Part of the reason the controversy still exists is because there simply are not universal definitions or research structures. There have not been many large studies conducted using less than particular subjects, select case studies have been a problem. Use of more test subjects is required and a conclusive method overall for testing is a necessity. Containment and study of fluid has been a problem, separation of urine from glandular secretions is next to impossible. Controlled studies with abstaining women have had the best results, using pre and post orgasmic urine for controlled study.
There are also issues with menstrual timing and its effect on the fluids and the test subject’s ages mean there are biological and chemical differences in data profiles. In general, testing has been a mish mash of research and data without much attention paid to control and tactical planning. The sexual functions of women and specifically their orgasms have really been lacking in medical and scientific study, but not when it comes to philosophical debate. Nonetheless, a lack of factual material when it comes to female ejaculation has not thwarted the social importance of the subject in the feminist health care realm, as this has been substantial.
Many women suffered in fear and humiliation, shunning any intimate encounters due to the certainty that they had in fact wet the bed. Still others concealed their climax and even consulted physicians regarding their apparent health issue, some having surgical procedures to arrest the problem. There was the potential for performance anxiety due to expectations of a women ejaculating as easily as a man does. Was there something wrong with a woman if she did NOT ejaculate during intercourse? such questions and thought processes concerned experts. 

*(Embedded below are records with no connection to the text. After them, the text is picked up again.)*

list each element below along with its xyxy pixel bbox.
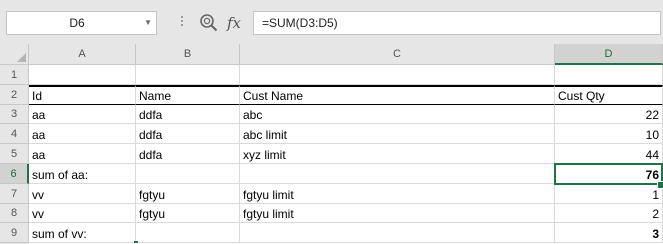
formula-text[interactable]: =SUM(D3:D5)	[262, 12, 338, 34]
cell-a4[interactable]: aa	[29, 124, 136, 144]
row-header-2[interactable]: 2	[0, 85, 29, 105]
row-header-9[interactable]: 9	[0, 223, 29, 243]
column-header-b[interactable]: B	[136, 44, 240, 65]
cell-d5[interactable]: 44	[555, 144, 663, 164]
name-box[interactable]: D6 ▼	[6, 11, 157, 35]
cell-b4[interactable]: ddfa	[136, 124, 240, 144]
column-header-c[interactable]: C	[240, 44, 555, 65]
cell-d8[interactable]: 2	[555, 204, 663, 223]
cell-a8[interactable]: vv	[29, 204, 136, 223]
row-header-7[interactable]: 7	[0, 184, 29, 204]
cell-a9[interactable]: sum of vv:	[29, 223, 136, 243]
cell-d6[interactable]: 76	[555, 164, 663, 184]
cell-c8[interactable]: fgtyu limit	[240, 204, 555, 223]
cell-area: Id Name Cust Name Cust Qty aa ddfa abc 22 aa ddfa…	[29, 65, 663, 244]
cell-b9[interactable]	[136, 223, 240, 243]
chevron-down-icon[interactable]: ▼	[144, 17, 152, 29]
drag-handle-icon[interactable]	[181, 16, 184, 28]
spreadsheet-grid: Id Name Cust Name Cust Qty aa ddfa abc 22 aa ddfa…	[0, 44, 663, 244]
cell-b2[interactable]: Name	[136, 85, 240, 105]
row-header-3[interactable]: 3	[0, 105, 29, 124]
cell-d4[interactable]: 10	[555, 124, 663, 144]
row-header-1[interactable]: 1	[0, 65, 29, 85]
cell-d9[interactable]: 3	[555, 223, 663, 243]
cell-c7[interactable]: fgtyu limit	[240, 184, 555, 204]
cell-c1[interactable]	[240, 65, 555, 85]
name-box-value[interactable]: D6	[7, 12, 147, 34]
cell-a2[interactable]: Id	[29, 85, 136, 105]
cell-a3[interactable]: aa	[29, 105, 136, 124]
magnifier-icon[interactable]	[198, 12, 220, 34]
select-all-icon[interactable]	[0, 44, 29, 65]
cell-a6[interactable]: sum of aa:	[29, 164, 136, 184]
fill-handle[interactable]	[657, 181, 663, 189]
cell-b6[interactable]	[136, 164, 240, 184]
row-header-8[interactable]: 8	[0, 204, 29, 223]
cell-a7[interactable]: vv	[29, 184, 136, 204]
cell-d3[interactable]: 22	[555, 105, 663, 124]
cell-b5[interactable]: ddfa	[136, 144, 240, 164]
cell-c4[interactable]: abc limit	[240, 124, 555, 144]
cell-c6[interactable]	[240, 164, 555, 184]
cell-c5[interactable]: xyz limit	[240, 144, 555, 164]
cell-a1[interactable]	[29, 65, 136, 85]
cell-d2[interactable]: Cust Qty	[555, 85, 663, 105]
column-header-d[interactable]: D	[555, 44, 663, 65]
fx-icon[interactable]: fx	[227, 12, 241, 34]
cell-b1[interactable]	[136, 65, 240, 85]
row-header-4[interactable]: 4	[0, 124, 29, 144]
formula-bar: D6 ▼ fx =SUM(D3:D5)	[0, 0, 663, 44]
row-header-5[interactable]: 5	[0, 144, 29, 164]
cell-c2[interactable]: Cust Name	[240, 85, 555, 105]
cell-d1[interactable]	[555, 65, 663, 85]
row-header-6[interactable]: 6	[0, 164, 29, 184]
cell-b7[interactable]: fgtyu	[136, 184, 240, 204]
cell-c3[interactable]: abc	[240, 105, 555, 124]
column-header-a[interactable]: A	[29, 44, 136, 65]
cell-d7[interactable]: 1	[555, 184, 663, 204]
cell-a5[interactable]: aa	[29, 144, 136, 164]
selection-fragment	[134, 241, 138, 243]
cell-c9[interactable]	[240, 223, 555, 243]
cell-b8[interactable]: fgtyu	[136, 204, 240, 223]
cell-b3[interactable]: ddfa	[136, 105, 240, 124]
formula-input[interactable]: =SUM(D3:D5)	[253, 11, 661, 35]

Modern women’s health initiatives conclude the quantities of dispersed fluid will differ widely amongst women, most hardly visible. Female ejaculation may happen with or without stimulation of the vaginal region and it could happen combined with an orgasm or simply intense bliss. In addition, an orgasm can occur without ejaculation. It isn’t known to be a learned practice but women have reported they can augment their pleasure with an increase in sexual responsiveness. There are even workshops available to train women in how to ejaculate as part of their human female sexuality. Female ejaculation has been explained as an integral part of female imagination and their very birthright.